Peak Height Optional flight-window signal The apex of the shot trajectory, used to judge whether launch, spin, and ball speed are producing a playable flight window. Peak height confirms how high the ball actually flew. The engine uses it to check whether launch and spin produced a playable flight window.
Descent Angle Optional flight-window signal The landing steepness of the ball flight, used to predict rollout, stopping power, and whether approach shots can hold greens. Descent angle shows how steeply the ball lands. The engine uses it with launch, spin, and peak height to understand rollout and flight control.

How do the metrics work together inside the driver engine?

A fitter does not read these fields as separate scorecards. The engine groups them into fitting questions: can we trust the data, is speed becoming distance, is the flight playable, is direction controlled, and does loft delivery explain the launch and spin?

Data quality and trust

The engine first checks whether the core data is complete and whether any shots look like outliers. Missing core fields, impossible speed relationships, launch outliers, spin outliers, and very large offline misses can reduce confidence or remove a shot from the baseline.

Metrics in this read

  • Club Speed
  • Ball Speed
  • Launch Angle
  • Spin Rate
  • Offline Distance
  • Smash Factor

Distance efficiency

This group answers a simple fitting question: is the player's speed becoming useful distance? The engine compares speed, smash, and carry so it can protect efficient distance or look for easier launch, better strike retention, and more forgiveness.

Metrics in this read

  • Club Speed
  • Ball Speed
  • Smash Factor
  • Carry Distance
  • Total Distance

Flight window

This group explains whether the ball is flying too flat, too spinny, too high, or broadly playable. It affects low-spin head support, launch-help support, shaft launch bias, selected loft, and hosel loft guidance.

Metrics in this read

  • Launch Angle
  • Spin Rate
  • Peak Height
  • Descent Angle
  • Carry Distance

Direction and delivery

This group separates where the ball started, how it curved, and where it finished. It helps the engine decide whether the fit needs forgiveness, draw bias, a hosel direction check, or no directional correction at all.

Metrics in this read

  • Offline Distance
  • Launch Direction
  • Spin Axis
  • Club Path
  • Face Angle
  • Face to Path

Loft delivery

This group explains why launch and spin are happening. When coverage is strong, it can move the selected loft; when coverage is thinner, it stays as advisory context so the report does not overclaim.

Metrics in this read

  • Attack Angle
  • Dynamic Loft
  • Spin Loft
  • Launch Angle
  • Spin Rate

What if my launch monitor does not export every field?

That is normal.
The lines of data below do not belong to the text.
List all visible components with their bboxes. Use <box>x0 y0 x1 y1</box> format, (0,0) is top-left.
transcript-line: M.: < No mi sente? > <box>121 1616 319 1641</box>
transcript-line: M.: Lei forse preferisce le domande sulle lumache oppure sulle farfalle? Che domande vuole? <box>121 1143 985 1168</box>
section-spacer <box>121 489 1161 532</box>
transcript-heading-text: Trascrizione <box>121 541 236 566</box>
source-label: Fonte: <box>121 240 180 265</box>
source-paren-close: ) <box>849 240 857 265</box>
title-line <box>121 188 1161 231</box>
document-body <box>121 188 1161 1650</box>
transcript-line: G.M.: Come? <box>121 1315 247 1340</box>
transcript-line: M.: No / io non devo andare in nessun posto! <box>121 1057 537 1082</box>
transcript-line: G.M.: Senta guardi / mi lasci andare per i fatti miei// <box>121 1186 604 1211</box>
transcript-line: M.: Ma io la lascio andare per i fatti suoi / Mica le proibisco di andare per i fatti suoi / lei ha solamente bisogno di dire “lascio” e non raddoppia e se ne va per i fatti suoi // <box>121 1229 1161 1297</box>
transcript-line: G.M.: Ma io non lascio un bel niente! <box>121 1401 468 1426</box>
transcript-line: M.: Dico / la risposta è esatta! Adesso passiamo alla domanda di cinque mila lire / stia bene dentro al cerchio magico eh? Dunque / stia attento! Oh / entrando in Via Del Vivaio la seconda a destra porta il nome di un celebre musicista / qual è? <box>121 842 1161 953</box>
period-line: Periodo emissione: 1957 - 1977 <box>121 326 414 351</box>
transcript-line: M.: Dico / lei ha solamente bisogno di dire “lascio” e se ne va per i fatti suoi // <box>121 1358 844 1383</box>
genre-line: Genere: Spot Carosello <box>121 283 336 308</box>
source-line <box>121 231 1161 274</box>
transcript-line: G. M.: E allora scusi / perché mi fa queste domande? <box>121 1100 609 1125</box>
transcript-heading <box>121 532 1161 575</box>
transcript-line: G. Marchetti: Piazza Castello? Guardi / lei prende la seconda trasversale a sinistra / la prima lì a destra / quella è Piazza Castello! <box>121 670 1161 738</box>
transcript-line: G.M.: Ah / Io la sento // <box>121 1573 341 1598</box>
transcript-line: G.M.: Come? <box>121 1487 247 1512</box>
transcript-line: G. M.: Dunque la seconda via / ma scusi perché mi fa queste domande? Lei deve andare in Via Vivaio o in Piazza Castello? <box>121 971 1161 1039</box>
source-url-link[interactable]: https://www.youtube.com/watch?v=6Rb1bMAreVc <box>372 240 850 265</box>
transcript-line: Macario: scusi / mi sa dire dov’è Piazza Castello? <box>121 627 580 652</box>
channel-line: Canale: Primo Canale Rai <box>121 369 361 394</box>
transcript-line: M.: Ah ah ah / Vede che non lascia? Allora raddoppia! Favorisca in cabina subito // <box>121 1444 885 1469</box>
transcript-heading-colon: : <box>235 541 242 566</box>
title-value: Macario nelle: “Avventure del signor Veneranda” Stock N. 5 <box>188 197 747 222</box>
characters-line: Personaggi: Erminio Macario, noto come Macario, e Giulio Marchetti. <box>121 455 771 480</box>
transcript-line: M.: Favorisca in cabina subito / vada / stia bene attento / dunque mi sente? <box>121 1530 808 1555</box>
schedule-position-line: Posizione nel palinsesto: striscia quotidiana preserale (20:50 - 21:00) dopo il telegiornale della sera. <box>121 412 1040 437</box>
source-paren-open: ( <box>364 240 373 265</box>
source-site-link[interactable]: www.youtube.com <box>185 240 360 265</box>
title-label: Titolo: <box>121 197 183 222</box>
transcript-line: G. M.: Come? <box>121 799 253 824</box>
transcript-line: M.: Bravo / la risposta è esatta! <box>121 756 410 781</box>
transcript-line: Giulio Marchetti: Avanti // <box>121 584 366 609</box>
The driver fit can run from the core fields, and optional fields add explanation depth when available. Missing optional data makes that part of the read more conservative; it does not automatically make the whole fit unreliable.

Core file

Club speed, ball speed, launch angle, spin rate, and offline distance let the engine build the driver baseline.

Richer file

Fields like carry, peak height, descent, spin axis, face/path, attack angle, dynamic loft, and spin loft help the report explain the reason behind the recommendation.